*Names in bold indicate Presenter
In this paper we examine changes in capital gains realizations from a longitudinal perspective using a Markov Chain model. Using a panel of tax returns from 1999-2009, we use the Markov chain framework to model transition probabilities between three states: positive capital gain realizations, zero capital gain realizations, and negative capital gain realizations. The transition probabilities between these three states were very similar prior to both the 2001 and 2008 recessions. For example, the continuation rate for positive capital gains was 72.7% in 2000 and 74.3% in 2007, while the continuation rate for capital losses was 51% in 2000 and 59% in 2007. The transition probabilities were also similar in the first year of both recessions, each showing a substantial decrease in the continuation rate for positive capital gains (49% in 2001 and 43% in 2008) and a substantial increase in the continuation rate for capital losses (63% in 2001 and 71% in 2008). The transition probabilities differ more in the second year the two recessions. Specifically, the continuation rate for taxpayers with positive capital gains declined only a little in 2002 (to 41%) but declined substantially in the Great Recession to 29.5% in 2009. The 2009 exit rate from positive capital gains to zero realizations was about 10 percentage points higher than in 2002, while the exit rate from capital gains to losses were similar in 2002 and 2009. We find no statistically significant difference in entry rates from either capital losses to capital gains or from no realization to capital gains in the second year of the two recessions.
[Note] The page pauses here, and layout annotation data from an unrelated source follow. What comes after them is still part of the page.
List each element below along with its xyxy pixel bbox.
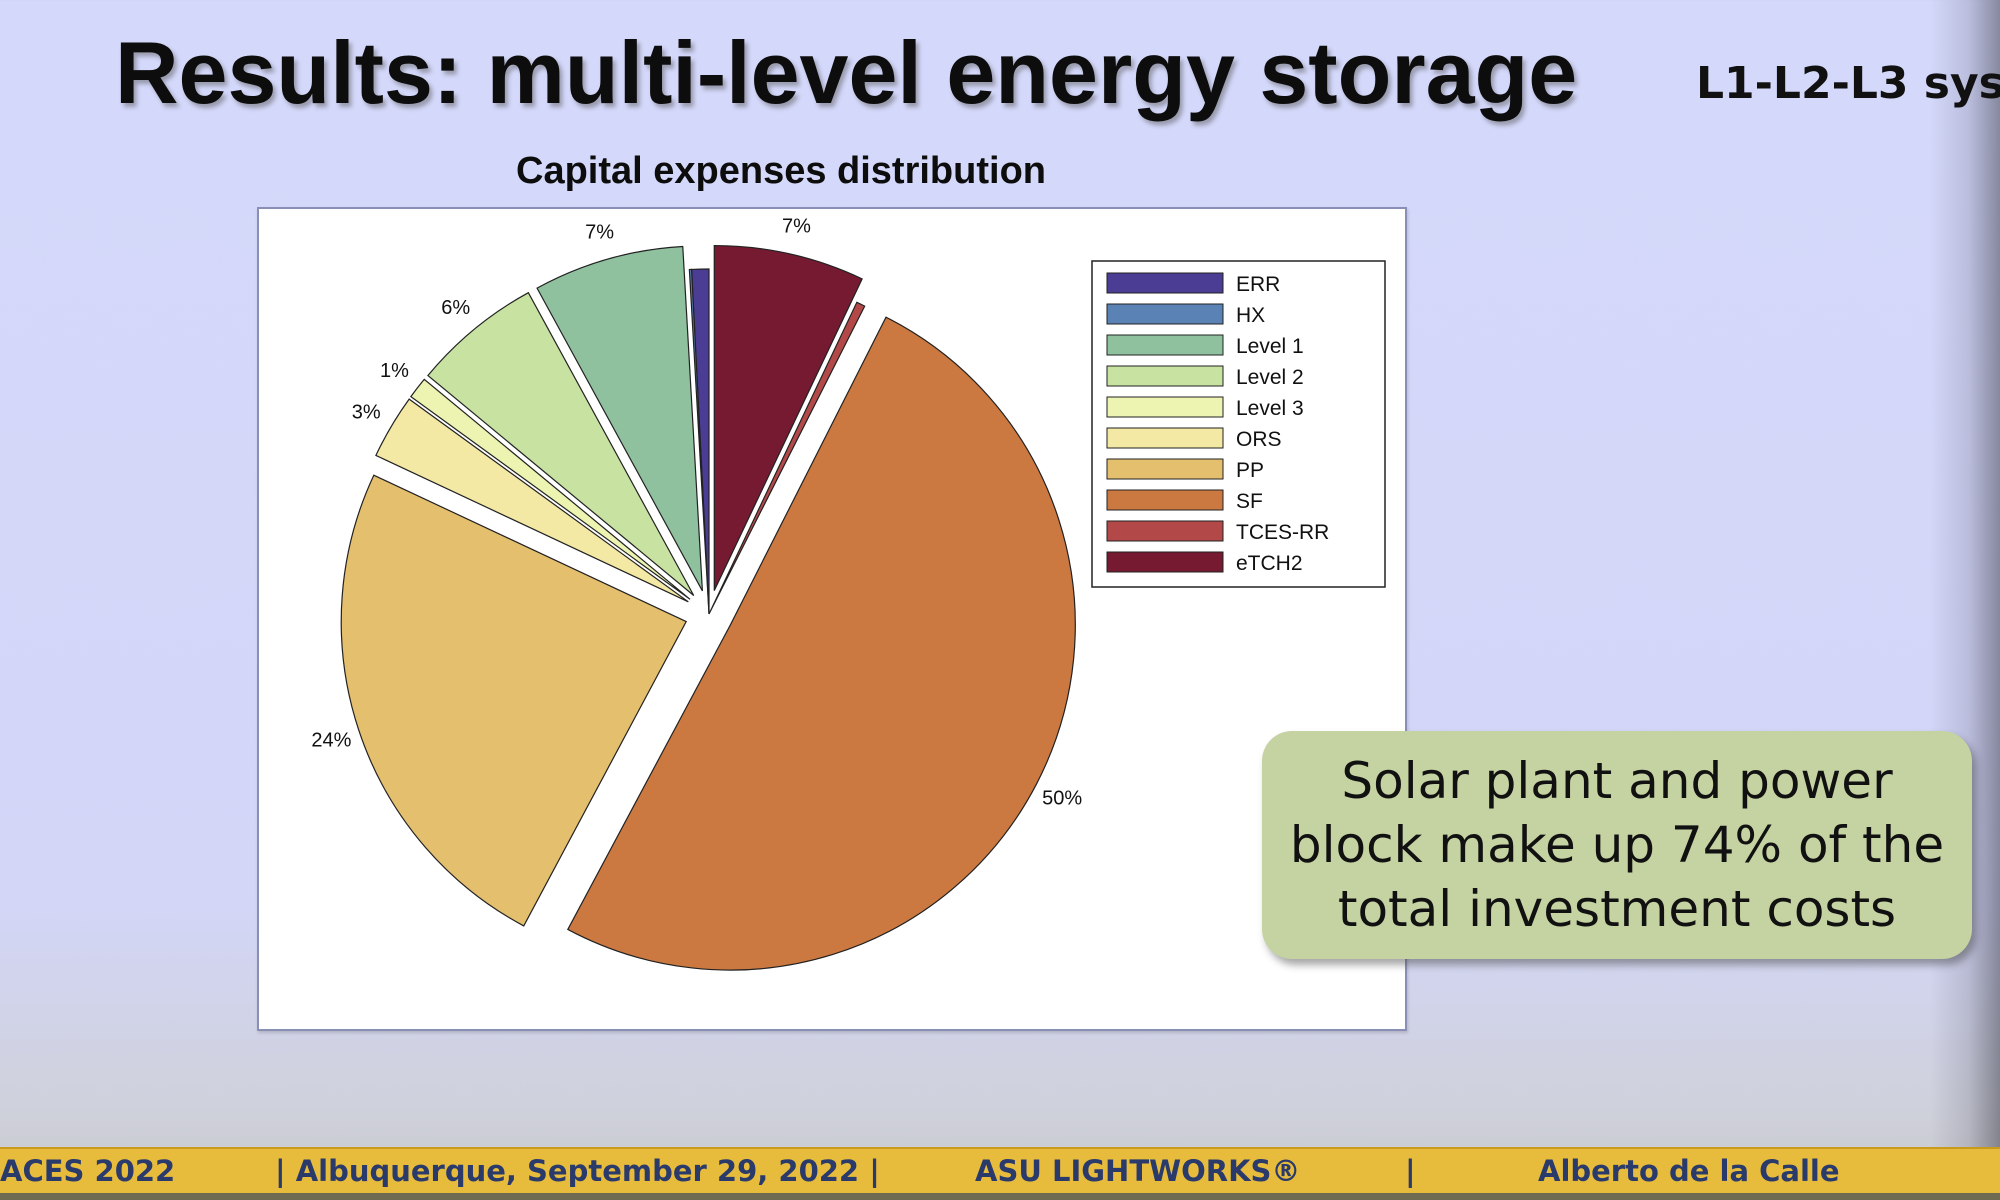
legend-label-level-3: Level 3: [1236, 397, 1304, 420]
legend-swatch-pp: [1106, 458, 1224, 480]
slice-label-level-2: 6%: [441, 297, 470, 319]
footer-separator: |: [1405, 1154, 1416, 1188]
pie-slice-tces-rr: [708, 301, 866, 615]
pie-slices: [340, 244, 1076, 971]
legend-swatch-etch2: [1106, 551, 1224, 573]
summary-callout: Solar plant and power block make up 74% …: [1262, 731, 1972, 959]
chart-legend: ERR HX Level 1 Level 2 Level 3 ORS PP SF TCES-RR…: [1091, 260, 1386, 588]
slice-label-ors: 3%: [352, 402, 381, 424]
legend-swatch-level-2: [1106, 365, 1224, 387]
footer-shadow-strip: [0, 1193, 2000, 1200]
legend-swatch-hx: [1106, 303, 1224, 325]
slice-label-level-3: 1%: [380, 360, 409, 382]
callout-text: Solar plant and power block make up 74% …: [1289, 752, 1945, 938]
pie-slice-level-3: [410, 378, 691, 600]
pie-slice-level-1: [536, 245, 704, 592]
legend-label-etch2: eTCH2: [1236, 552, 1303, 575]
chart-title: Capital expenses distribution: [516, 150, 1046, 192]
slice-label-pp: 24%: [311, 730, 351, 752]
footer-conference: ACES 2022: [0, 1154, 176, 1188]
slide-subtitle: L1-L2-L3 syst: [1696, 58, 2000, 109]
slice-label-level-1: 7%: [585, 221, 614, 243]
pie-slice-level-2: [427, 291, 695, 596]
legend-label-sf: SF: [1236, 490, 1263, 513]
pie-chart: 7% 6% 1% 3% 24% 50% 7% ERR HX Level 1 Level 2 Leve…: [311, 216, 1386, 971]
legend-label-err: ERR: [1236, 273, 1280, 296]
pie-slice-pp: [340, 474, 688, 927]
slide-edge-shadow: [1930, 0, 2000, 1150]
legend-swatch-sf: [1106, 489, 1224, 511]
legend-swatch-level-1: [1106, 334, 1224, 356]
pie-slice-sf: [567, 316, 1076, 971]
slice-label-etch2: 7%: [782, 216, 811, 238]
legend-swatch-tces-rr: [1106, 520, 1224, 542]
legend-label-tces-rr: TCES-RR: [1236, 521, 1329, 544]
slice-labels: 7% 6% 1% 3% 24% 50% 7%: [311, 216, 1082, 810]
slice-label-sf: 50%: [1042, 788, 1082, 810]
pie-slice-hx: [688, 268, 710, 615]
legend-label-hx: HX: [1236, 304, 1265, 327]
legend-label-pp: PP: [1236, 459, 1264, 482]
pie-slice-etch2: [713, 244, 863, 591]
slide-title: Results: multi-level energy storage: [115, 23, 1578, 122]
legend-swatch-ors: [1106, 427, 1224, 449]
legend-label-level-1: Level 1: [1236, 335, 1304, 358]
pie-slice-ors: [375, 398, 689, 603]
legend-label-ors: ORS: [1236, 428, 1282, 451]
footer-author: Alberto de la Calle: [1538, 1154, 1840, 1188]
legend-label-level-2: Level 2: [1236, 366, 1304, 389]
legend-swatch-err: [1106, 272, 1224, 294]
footer-bar: ACES 2022 | Albuquerque, September 29, 2…: [0, 1147, 2000, 1195]
pie-chart-panel: 7% 6% 1% 3% 24% 50% 7% ERR HX Level 1 Level 2 Leve…: [257, 207, 1407, 1031]
footer-location: | Albuquerque, September 29, 2022 |: [275, 1154, 880, 1188]
legend-swatch-level-3: [1106, 396, 1224, 418]
footer-organization: ASU LIGHTWORKS®: [975, 1154, 1301, 1188]
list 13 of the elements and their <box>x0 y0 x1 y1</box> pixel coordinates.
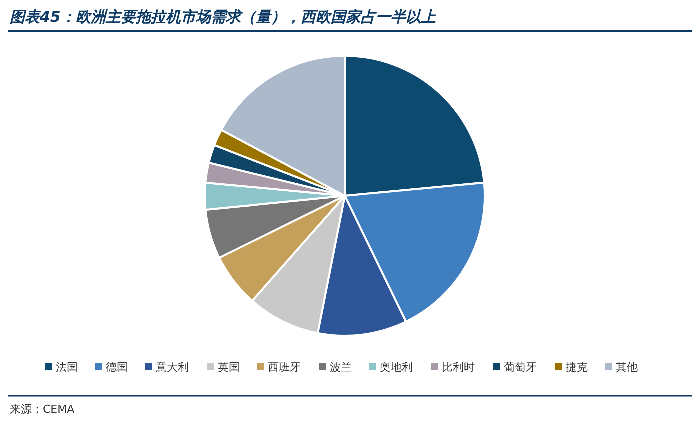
legend-label: 德国 <box>106 361 128 374</box>
legend-label: 比利时 <box>442 361 475 374</box>
source-note: 来源：CEMA <box>10 403 76 416</box>
legend-label: 捷克 <box>566 361 588 374</box>
legend-label: 英国 <box>218 361 240 374</box>
legend-label: 葡萄牙 <box>504 361 537 374</box>
legend-label: 其他 <box>616 361 638 374</box>
legend-label: 波兰 <box>330 361 352 374</box>
chart-title: 图表45：欧洲主要拖拉机市场需求（量），西欧国家占一半以上 <box>10 8 437 26</box>
legend-label: 意大利 <box>155 361 189 374</box>
legend-label: 法国 <box>56 361 78 374</box>
legend-label: 西班牙 <box>268 361 301 374</box>
legend-label: 奥地利 <box>380 361 413 374</box>
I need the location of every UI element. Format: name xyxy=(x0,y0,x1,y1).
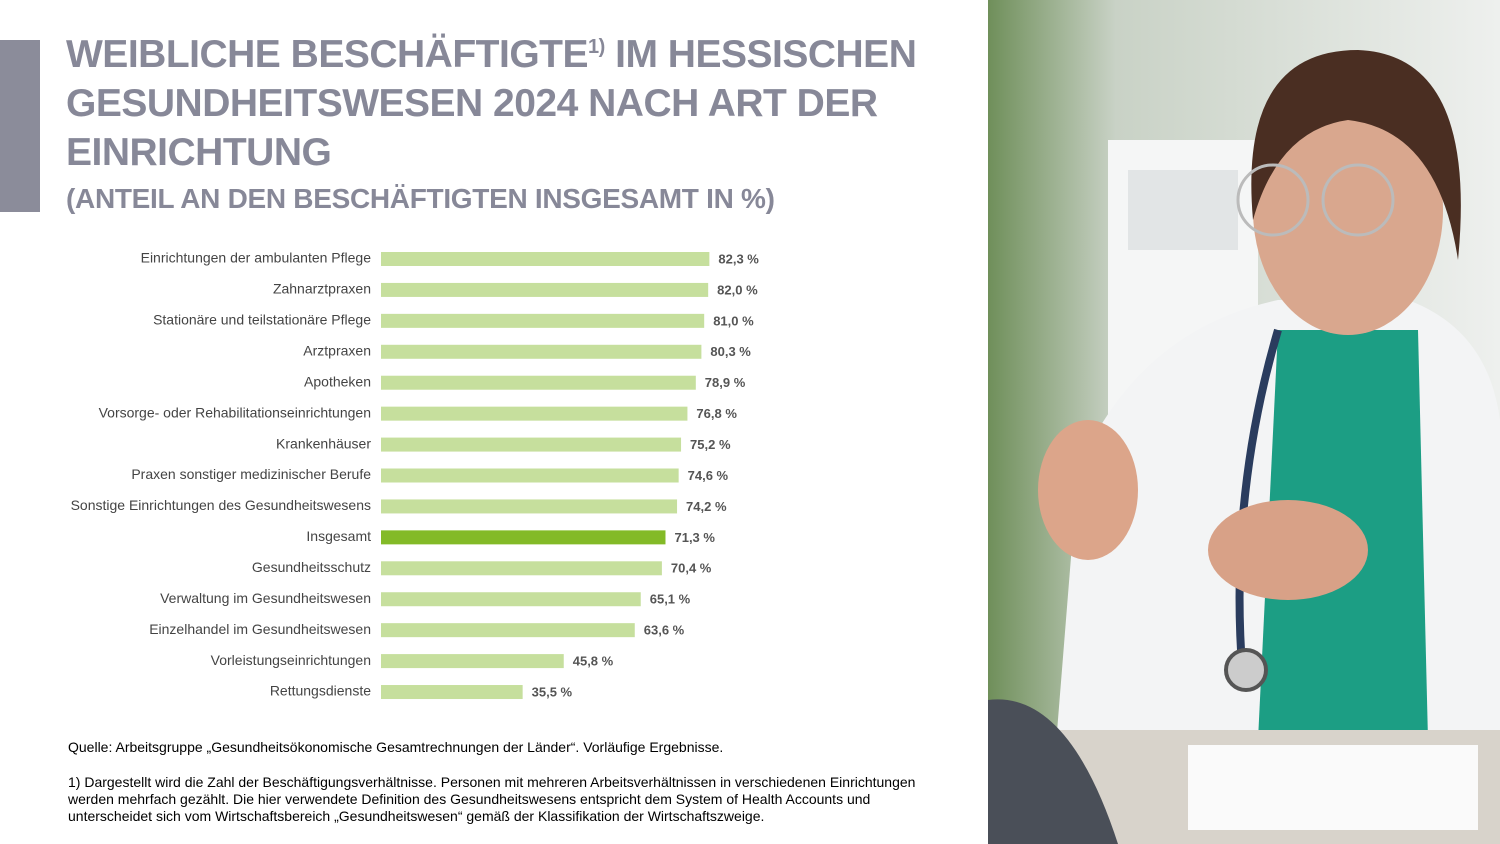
category-label: Gesundheitsschutz xyxy=(252,559,371,575)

The difference in the continuation rate for positive capital gains in the second year of the two recessions is somewhat surprising given that the stock market began to recover in 2009 while the stock market declined through 2002. The results suggest that the quicker decline in the stock market in 2008 relative to 2001 caused taxpayers to sell a greater amount of securities at a capital loss. In fact, capital loss carry-forwards from 2001 to 2002 were only $233 billion dollars compared with over $500 billion from 2008 to 2009.